BOTHELL — Even after all the struggles the Seattle Mariners endured during the first month of the season, general manager Jerry Dipoto is preaching patience.
“We are 11-15. It is what it is, but the American League hasn’t left us behind,” Dipoto said. “There are a lot of good teams, on paper good teams, that have not played well through the first month of the season.”
Dipoto spoke to the regional Associated Press Sports Editors chapter Monday after Seattle wrapped up a 4-5 road trip that left the club 11-15 returning home to begin the month of May.
Seattle has played more road games than any team in baseball and had just one homestand through the first month of the season. Those factors, combined with untimely injuries, have left Dipoto scrambling to handle a chaotic start to the season.
Drew Smyly has yet to throw a regular-season pitch because of arm troubles. Felix Hernandez is likely out until at least June with bursitis in his pitching shoulder. Mitch Haniger, who was Seattle’s best offensive player the first few weeks, is not likely to return from the disabled list until the end of May due to an oblique injury.

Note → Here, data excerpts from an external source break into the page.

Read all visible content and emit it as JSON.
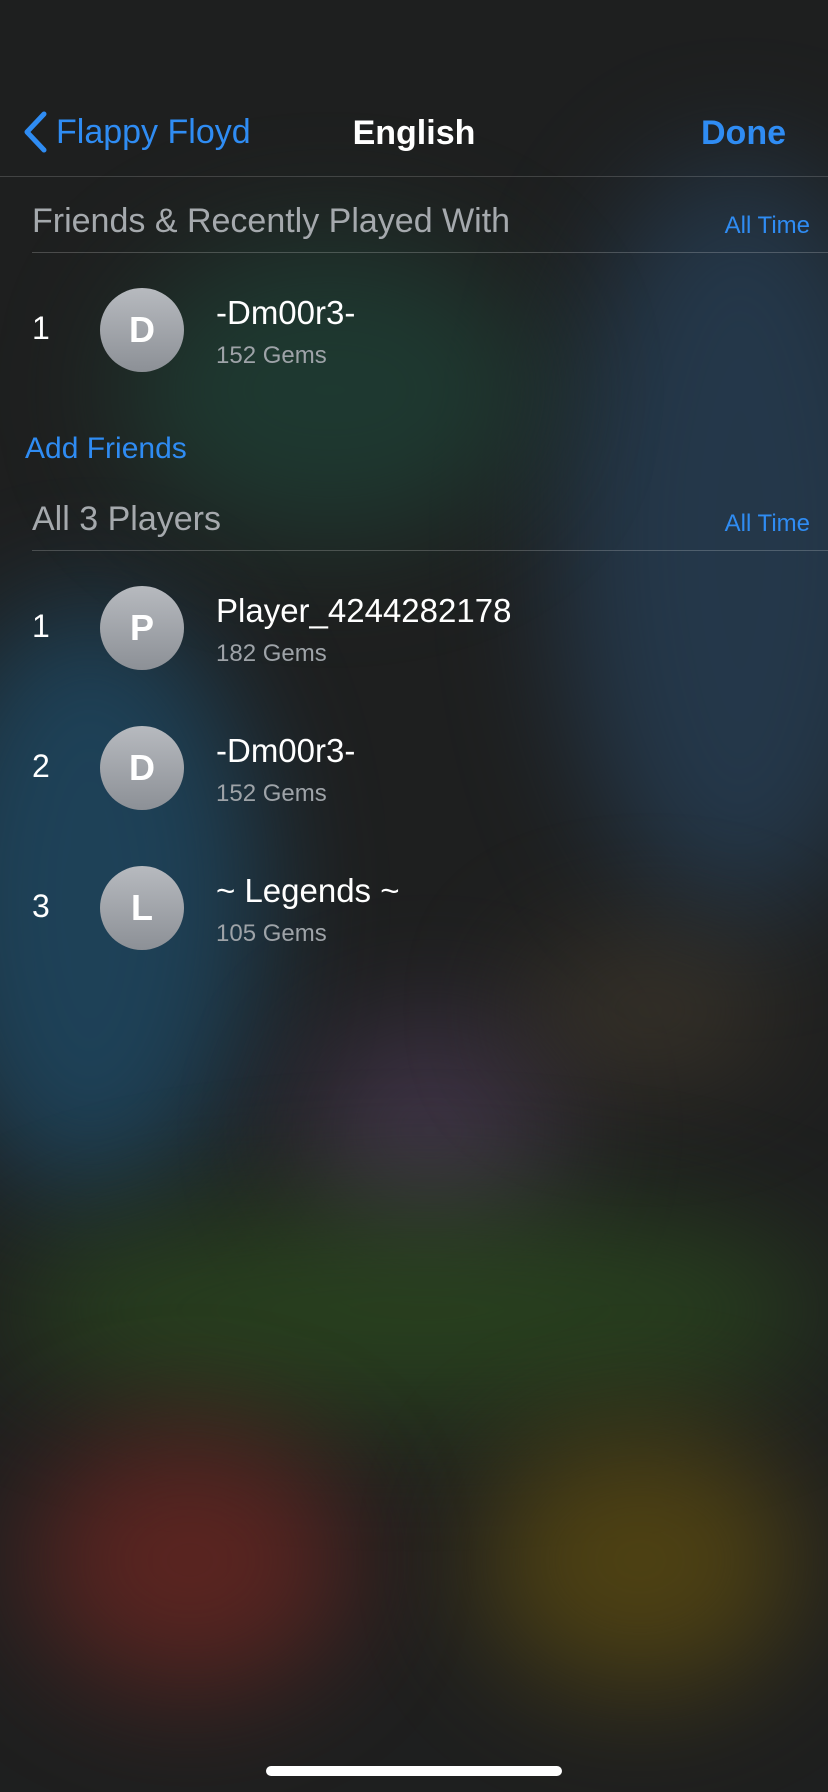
{
  "nav": {
    "back_label": "Flappy Floyd",
    "title": "English",
    "done_label": "Done"
  },
  "friends_section": {
    "title": "Friends & Recently Played With",
    "filter": "All Time",
    "players": [
      {
        "rank": "1",
        "initial": "D",
        "name": "-Dm00r3-",
        "score": "152 Gems"
      }
    ]
  },
  "add_friends_label": "Add Friends",
  "all_section": {
    "title": "All 3 Players",
    "filter": "All Time",
    "players": [
      {
        "rank": "1",
        "initial": "P",
        "name": "Player_4244282178",
        "score": "182 Gems"
      },
      {
        "rank": "2",
        "initial": "D",
        "name": "-Dm00r3-",
        "score": "152 Gems"
      },
      {
        "rank": "3",
        "initial": "L",
        "name": "~ Legends ~",
        "score": "105 Gems"
      }
    ]
  },
  "colors": {
    "accent": "#2f8cf3",
    "background": "#1e1f1f",
    "secondary_text": "#9ea3a8"
  },
  "icons": {
    "back": "chevron-left-icon"
  }
}
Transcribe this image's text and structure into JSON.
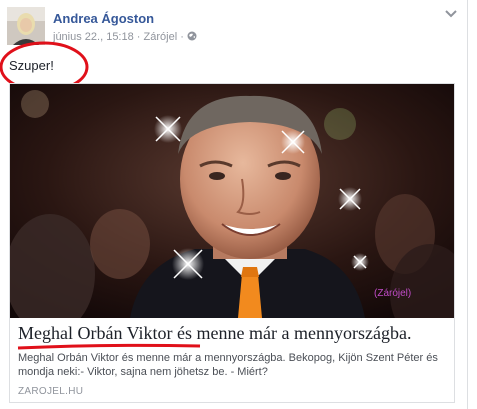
{
  "post": {
    "author": "Andrea Ágoston",
    "date": "június 22., 15:18",
    "separator": "·",
    "group": "Zárójel",
    "text": "Szuper!"
  },
  "link": {
    "title": "Meghal Orbán Viktor és menne már a mennyországba.",
    "description": "Meghal Orbán Viktor és menne már a mennyországba. Bekopog, Kijön Szent Péter és mondja neki:- Viktor, sajna nem jöhetsz be. - Miért?",
    "domain": "ZAROJEL.HU",
    "watermark": "(Zárójel)"
  },
  "colors": {
    "author": "#365899",
    "annotation": "#e0101a",
    "watermark": "#c04cc8"
  }
}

Dipoto said nothing has changed with the expected timetables on any of the three.
Couple those key injuries with struggles in middle relief and a major lack of offensive production from the first base and catcher positions and the Mariners in a way are fortunate to only be four games under .500.
“We have the ability to resuscitate, to get back in. We were going to go through an 11-15 stretch of our season regardless,” Dipoto said.
One of Dipoto’s biggest concerns is the dip in offensive production from catchers Mike Zunino and Carlos Ruiz and first basemen Danny Valencia and Daniel Voeglbach.
The Mariners rank 14th in the American League in batting average and last in the AL in on-base percentage plus slugging percentage at both positions. Zunino is hitting .172, Valencia .181 and neither Ruiz nor Vogelbach has provided any relief off the bench in their limited opportunities.
Dipoto said the Mariners must remain patient with Valencia, noting his career average of .269 and lengthy success hitting left-handed pitching.
“At first base and catcher it’s been a difficult time for all the bodies,” Dipoto said.
Dipoto is hoping the pitching staff will stabilize in the coming weeks, although it’s likely any chance at fielding the staff Seattle expected to have coming out of spring training won’t come until closer to midseason. Along with having Smyly and Hernandez sidelined, the Mariners are still without key relievers Steve Cishek and Shae Simmons.
If there has been a bright spot among the starters, it’s been lefty James Paxton, who is looking like a No. 1 starter with a 3-0 record and a 1.39 ERA in five starts.
“The pitching staff has been beaten up really since spring training. It’s always disappointing when you go through injury and DL and the back-and-forth that follows, roster moves and ineffectiveness and the like,” Dipoto said.